Photocatalytic performance of nano-SrTiO3
· An increase in nano-strontium titanate concentration in the solution leads to higher dye degradation. However, when nano-strontium titanate aggregates in concentrations of 1 g/L or higher, the degradation suddenly decreases.
· Additionally, the findings indicated that higher dye concentrations resulted in decreased photocatalyst degradation. Conversely, in acidic pH conditions, the surface area of nano-SrTiO3 was greater, leading to more efficient photocatalyst degradation. Rising process temperature and the addition of H2O2 were found to boost dye degradation.
· XRD and SEM results revealed that nano-SrTiO3 had larger particle sizes and smaller surface areas than nano-TiO2, but showed that the dye degradation capability of nano-strontium titanate was similar to that of titania.

Custom Reviews

February 6, 2023

---

An important raw material for electronic industry
Strontium titanate is an important raw material in electronic industry, which is used to automatically adjust heating elements and manufacture components with degaussing function.

Custom Q&A

What is the molecular formula of strontium titanate?

The molecular formula of strontium titanate is SrTiO3.

What is the molecular weight of strontium titanate?

The molecular weight of strontium titanate is 183.49 g/mol.

What are the synonyms for strontium titanate?
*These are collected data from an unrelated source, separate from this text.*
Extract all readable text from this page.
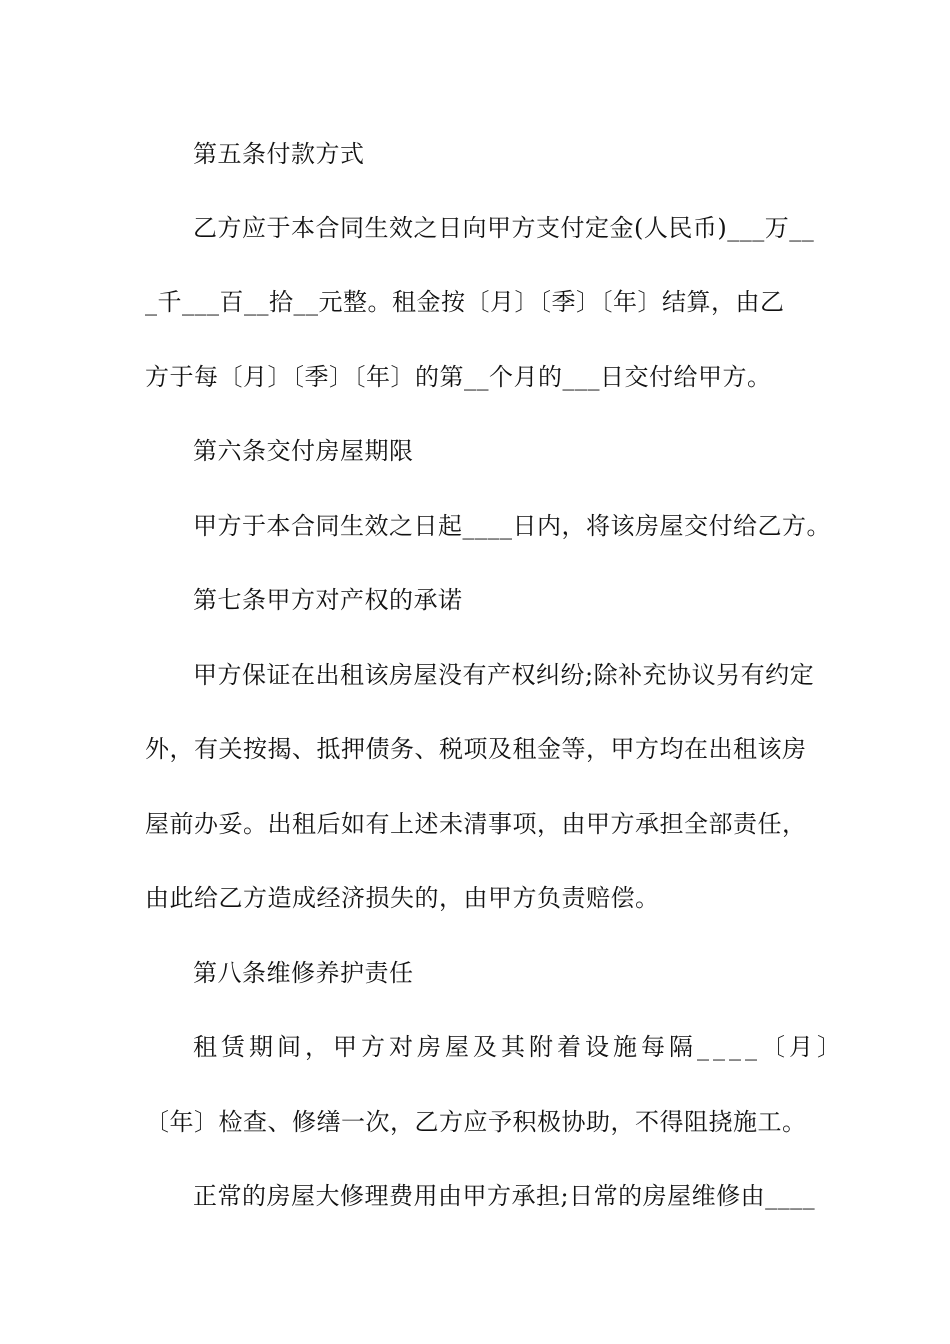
第五条付款方式
乙方应于本合同生效之日向甲方支付定金(人民币)___万__
_千___百__拾__元整。租金按〔月〕〔季〕〔年〕结算，由乙
方于每〔月〕〔季〕〔年〕的第__个月的___日交付给甲方。
第六条交付房屋期限
甲方于本合同生效之日起____日内，将该房屋交付给乙方。
第七条甲方对产权的承诺
甲方保证在出租该房屋没有产权纠纷;除补充协议另有约定
外，有关按揭、抵押债务、税项及租金等，甲方均在出租该房
屋前办妥。出租后如有上述未清事项，由甲方承担全部责任，
由此给乙方造成经济损失的，由甲方负责赔偿。
第八条维修养护责任
租赁期间，甲方对房屋及其附着设施每隔____〔月〕
〔年〕检查、修缮一次，乙方应予积极协助，不得阻挠施工。
正常的房屋大修理费用由甲方承担;日常的房屋维修由____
Some synonyms for strontium titanate include Strontium titanium oxide and Strontium titanium trioxide.

When was strontium titanate created and last modified?

Strontium titanate was created on August 8, 2005, and last modified on November 25, 2023.

What are the component compounds of strontium titanate?

The component compounds of strontium titanate are Strontium (CID 5359327) and Dihydroxy(oxo)titanium (CID 6373650).

What is the IUPAC name of strontium titanate?

The IUPAC name of strontium titanate is strontium;dioxido(oxo)titanium.

What is the InChI of strontium titanate?

The InChI of strontium titanate is InChI=1S/3O.Sr.Ti/q;2*-1;+2.

What is the InChIKey of strontium titanate?

The InChIKey of strontium titanate is VEALVRVVWBQVSL-UHFFFAOYSA-N.

What are the other identifiers for strontium titanate?

Other identifiers for strontium titanate include CAS number 12060-59-2 and UNII OLH4I98373.

What are some computed properties of strontium titanate?

Some computed properties of strontium titanate include a hydrogen bond acceptor count of 3, a topological polar surface area of 63.2 A², and a heavy atom count of 5.